Other than the jaundice and ear infections we have been so blessed and thankful. I live this life without the question "could it get any worse?" because if we don't all know, we should know, it can and it will.
So... now I'm questioning as to whether or not I should post this entry in which I admit that there are times that I do not think I can handle being a mother. Truly though I always feel like I manage to keep my composure and comfort and soothe even if my heart is hurting so bad while my head spins with feelings of incompetency. Please do tell... do all mothers feel this way?
For now, here's to having enough tissues and tylenol.

2 comments:
Yes, I know I feel that way...especially when they are young and can't tell you exactly how they are feeling.

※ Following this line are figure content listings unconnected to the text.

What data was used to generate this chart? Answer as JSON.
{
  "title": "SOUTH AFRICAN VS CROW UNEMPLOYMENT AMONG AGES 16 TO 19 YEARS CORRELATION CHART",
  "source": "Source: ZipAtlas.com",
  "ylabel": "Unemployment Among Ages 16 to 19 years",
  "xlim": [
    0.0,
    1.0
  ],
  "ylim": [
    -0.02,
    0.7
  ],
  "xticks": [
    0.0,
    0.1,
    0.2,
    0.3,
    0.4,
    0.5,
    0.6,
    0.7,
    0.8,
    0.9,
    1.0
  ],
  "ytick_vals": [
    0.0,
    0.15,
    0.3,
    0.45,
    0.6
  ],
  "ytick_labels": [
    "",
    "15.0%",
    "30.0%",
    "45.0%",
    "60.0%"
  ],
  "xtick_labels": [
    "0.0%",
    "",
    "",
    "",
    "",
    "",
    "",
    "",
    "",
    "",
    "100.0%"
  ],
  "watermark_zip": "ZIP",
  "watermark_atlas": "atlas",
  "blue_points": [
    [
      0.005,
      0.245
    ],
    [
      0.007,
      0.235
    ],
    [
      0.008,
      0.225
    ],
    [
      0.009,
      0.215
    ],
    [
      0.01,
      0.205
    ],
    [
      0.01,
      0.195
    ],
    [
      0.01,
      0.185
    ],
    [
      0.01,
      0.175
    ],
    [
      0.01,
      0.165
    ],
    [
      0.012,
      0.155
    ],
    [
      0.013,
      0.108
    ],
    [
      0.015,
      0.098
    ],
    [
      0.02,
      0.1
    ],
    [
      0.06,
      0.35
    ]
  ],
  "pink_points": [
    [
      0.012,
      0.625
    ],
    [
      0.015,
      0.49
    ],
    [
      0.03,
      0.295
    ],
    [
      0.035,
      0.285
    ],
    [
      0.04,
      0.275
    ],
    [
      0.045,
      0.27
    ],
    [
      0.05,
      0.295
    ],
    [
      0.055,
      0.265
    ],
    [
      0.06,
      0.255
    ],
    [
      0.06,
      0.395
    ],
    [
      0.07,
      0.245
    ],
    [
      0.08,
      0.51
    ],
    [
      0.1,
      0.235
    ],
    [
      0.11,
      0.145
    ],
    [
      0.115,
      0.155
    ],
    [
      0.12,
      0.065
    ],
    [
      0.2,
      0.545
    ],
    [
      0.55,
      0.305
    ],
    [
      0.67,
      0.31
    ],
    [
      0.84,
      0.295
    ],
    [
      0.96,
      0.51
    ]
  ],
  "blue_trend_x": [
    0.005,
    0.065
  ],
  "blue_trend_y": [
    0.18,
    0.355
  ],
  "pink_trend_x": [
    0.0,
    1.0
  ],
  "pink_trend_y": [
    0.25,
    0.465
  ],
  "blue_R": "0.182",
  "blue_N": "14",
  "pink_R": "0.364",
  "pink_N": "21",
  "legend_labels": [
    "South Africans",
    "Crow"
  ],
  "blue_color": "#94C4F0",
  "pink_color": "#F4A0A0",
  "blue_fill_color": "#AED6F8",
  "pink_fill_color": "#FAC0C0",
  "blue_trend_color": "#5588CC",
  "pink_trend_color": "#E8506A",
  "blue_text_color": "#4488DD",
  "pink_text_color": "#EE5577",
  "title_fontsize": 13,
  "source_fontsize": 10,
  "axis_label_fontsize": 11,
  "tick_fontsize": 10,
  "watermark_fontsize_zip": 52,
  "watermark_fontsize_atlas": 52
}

I think it's normal to feel that way and it wouldn't be normal not to feel helpless and want to take the hurt away from your child! You are an amazing mom...don't ever doubt that!
HERE HERE!! If you ask me that guilt about having "I DO NOT want to be Mommy today" feelings is what's left of the baby boomer/Dr Spock B-S, generations of women have been fed over the years.
That said, I have those moments myself.(built in guilt included) And something tells me that I'll always have them from time to time when it comes to Stella. The best thing you can do is know just how amazing you are to HER. You are the one that does find a way to make it better if only for a moment. You are love, security and warmth that will always help your child weather any storm.